Although, the dynamic tables do support click-to-sort columns.

Hi
I suggest you to read Don ebook https://devopscollective.gitbooks.io/creating-html-reports-in-powershell/content/
or you can use pscookiemonster script https://gallery.technet.microsoft.com/scriptcenter/PowerShell-HTML-Notificatio-e1c5759d to create dynamic html page , but as don mentioned if you have to do sorting and format data all needs to be done before you are passing it to html . I used both of their methods to and they are really useful. Hope it helps :slight_smile:

can we have multiple values for each key in pscustomobject? or i should create multiple pscustomobject with same key names? if that is the case can this be dynamic?

Objects don’t have keys; they have property names.

And you can only attach one object to a property. However, that object could be a delimited string, or it could be a collection of other objects. However, ConvertTo-HTML can’t expand collections like that, so you would want to stick with one object (“value,” if you prefer) per object.

I think part of what you may be struggling with is that you’re not thinking along the lines of a proper PowerShell tool. So you’re fighting what PowerShell wants to do, and now it wants to work, and so it isn’t helping you as much as it could. My book, “Learn PowerShell Toolmaking in a Month of Lunches,” covers the “right” way to build tools.

But as a very brief example:

Function Get-StudentInfo {
 # assume $students is a list of student IDs or whatever
 foreach ($student in $students) {
  $grades = Get-StudentGrades -StudentID $student.id
  foreach ($grade in $grades) {
    $props = @{ 'StudentName' = $student.Name
                'Grade' = $grade.gradeletter }
    New-Object -Type PSObject -Prop $props
  }
 }
}

So I’m getting all the information, and combining it in a PSObject, and then outputting one at a time to the pipeline.

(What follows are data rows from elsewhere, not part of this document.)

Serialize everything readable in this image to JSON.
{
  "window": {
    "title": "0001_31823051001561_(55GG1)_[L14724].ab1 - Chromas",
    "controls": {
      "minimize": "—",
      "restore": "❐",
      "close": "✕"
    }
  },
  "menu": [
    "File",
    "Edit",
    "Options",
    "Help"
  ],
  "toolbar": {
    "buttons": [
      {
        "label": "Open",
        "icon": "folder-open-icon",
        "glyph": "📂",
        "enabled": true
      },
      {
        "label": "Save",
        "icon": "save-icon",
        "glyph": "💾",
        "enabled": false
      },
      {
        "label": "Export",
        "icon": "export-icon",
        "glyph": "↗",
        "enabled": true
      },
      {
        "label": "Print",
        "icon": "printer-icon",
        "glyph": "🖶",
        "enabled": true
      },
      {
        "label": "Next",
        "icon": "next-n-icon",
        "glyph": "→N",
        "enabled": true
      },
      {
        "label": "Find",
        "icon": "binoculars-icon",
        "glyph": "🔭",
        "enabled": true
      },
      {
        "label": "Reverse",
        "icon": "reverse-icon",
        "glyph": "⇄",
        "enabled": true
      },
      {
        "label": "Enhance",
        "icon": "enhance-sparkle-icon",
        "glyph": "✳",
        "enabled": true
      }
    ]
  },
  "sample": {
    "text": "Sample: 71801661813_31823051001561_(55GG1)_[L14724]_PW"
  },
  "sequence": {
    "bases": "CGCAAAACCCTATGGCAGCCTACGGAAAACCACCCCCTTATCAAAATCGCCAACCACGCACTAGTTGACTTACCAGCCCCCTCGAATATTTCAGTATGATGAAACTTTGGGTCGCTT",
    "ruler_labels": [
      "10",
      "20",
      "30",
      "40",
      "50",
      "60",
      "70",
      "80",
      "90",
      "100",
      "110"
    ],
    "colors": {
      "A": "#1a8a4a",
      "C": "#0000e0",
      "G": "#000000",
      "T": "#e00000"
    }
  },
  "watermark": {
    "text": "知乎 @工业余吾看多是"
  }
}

Each object represents what I want as a “row” in the final HTML.

Get-StudentInfo | ConvertTo-HTML

Will result in a decent-looking table. If you used my EnhancedHTML2 module, you could have more control over the table appearance, if you wanted.

But PowerShell does not have unlimited abilities to turn hierarchical data into nice-looking HTML. If that’s what you want, you’re going to have to hand-code the HTML on your own, and it’s going to require you to understand both HTML and CSS. Those aren’t PowerShell topics, though.